After : Empat Puluh

718 73 10
                                    

Jam istirahat sudah berbunyi. Abila saat ini sendirian di dalam kelas. Tiga temannya sedang ada tugas masing-masing sehingga meninggalkan Abila sendirian.

Ia memilih memainkan ponselnya. Menonton drakor yang sedang tayang. Dengan tema dewa kehancuran.

Kadang Abila membayangkan. Bagaimana rasanya ada di posisi pemeran utama wanita yang sedang sakit dengan sisa waktu yang dibilang singkat?

Apa hidupnya tersiksa? Sudah jelas. Tapi, di sisi wanita itu ada seorang dewa kehancuran yang menyayanginya dengan tulus.

Jika dirinya bisa memilih, Abila ingin di dampingi oleh dewa kehancuran dan ia akan meminta dewa itu untuk menghancurkan dunia ini agar seluruh isinya hancur.

Dan beberapa tahun kemudian kehidupan baru akan muncul dengan rasa dan aroma yang berbeda.

Pasti itu sangat menyenangkan.

Bayangan tentang dunia hilang berganti dengan keterkejut karena ada seseorang yang melemparinya dengan botol air mineral kosong. Ia menonggak dan ternyata sudah banyak murid yang berkumpul.

Abila mematikan drakornya. Memasukan ponselnya kedalam saku seragam lalu memandang sekumpulan siswi di depannya tanpa ucap.

"Oh, jadi ini yang lagi viral! Cantik juga!" ucap seorang siswi dengan pakaian ketatnya.

"Ada apa, ya?" tanya Abila sopan.

"Ga usah pura-pura lugu, lo! Dasar jablay ya jablay aja!" seru yang lainnya menimbulkan tawa.

Abila mengaduh untuk yang kedua kali. Pundaknya di lempar kembali oleh sesuatu dan kali ini kaleng bekas minuman.

"Orang kaya lo itu ga pantes sekolah di Merpati! Sampah!" ucap siswi pertama dengan aura menantang. Ia melirik belakang gadis itu yang ramai dan tidak lama serangan sampah dan tepung serta sambal bekas gorengan mendarat mulus di seluruh tubuhnya.

Abila terduduk lemas. Ia melepaskan telapak tangannya yang ia gunakan untuk menutupi wajahnya. Suara tawa kebahagiaan terdengar.

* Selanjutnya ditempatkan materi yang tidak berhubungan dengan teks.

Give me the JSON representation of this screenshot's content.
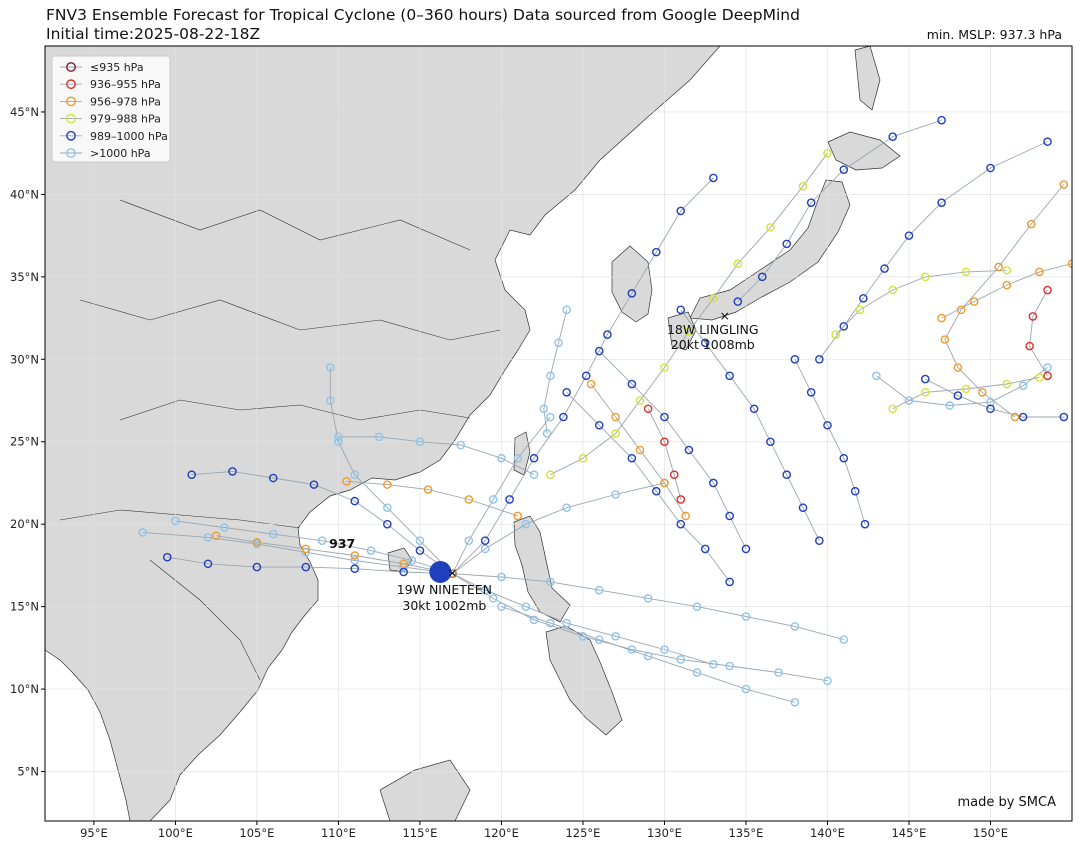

Orang-orang di depan sana sedikit demi sedikit kelur kelas meninggalkan Abila yang terdiam kaku. Mereka telah puas menyiksanya.

Ia mengusap wajahnya pelan. Seluruh tubuhnya kotor bahkan seragamnya pun sudah tidak berbentuk lagi. Abila menarik napas, menyingkirkan plastik sampah, kertas dan tisu yang menempel pada tangan dan rambutnya.

Hatinya menangis. Baru kali ini ia merasakan apa itu bully. Selama hidupnya, ini adalah hari tersuramnya. Hari sial yang tidak akan pernah Abila lupakan sekalipun ia hilang ingatan.

"Ya Tuhan!" teriak seseorang. Orang itu berlari menghampiri Abila, membantu membersihkan pakaian Abila tanpa takut dirinya kotor.

"Bil, lo ga papa, kan?!" paniknya.

Abila familiar dengan suara ini. Ini suara Raka. Saat menonggak, benar saja, di depannya ada Raka.

"Kenapa bisa kaya gini?!" tanyanya sambil membantu Abila berdiri.

"Ga tau. Bila lagi duduk aja, tau-tau di serang." jelasnya lemah.

Raka memeluk tubuh kotor Abila. Abila sempat menolak namun Raka menahannya.

"Nanti baju Raka kotor..."

"Ga, ga papa. Ga papa, kotor."

"Ayo, kita bersihin badan lo dulu." Raka menuntun Abila keluar. Di depan mereka bertemu dengan Mita yang nampak shok juga.

"Astaga, Bila. Lo kenapa?!"

Abila tersenyum, "Ga papa."

"Gue minta tolong dong, Mit. Tolong bawain tas gue sama Bila ke toilet, ya!" minta tolong Raka pada Mita. Mita mengangguk dan langsung berlari masuk ke dalam kelas.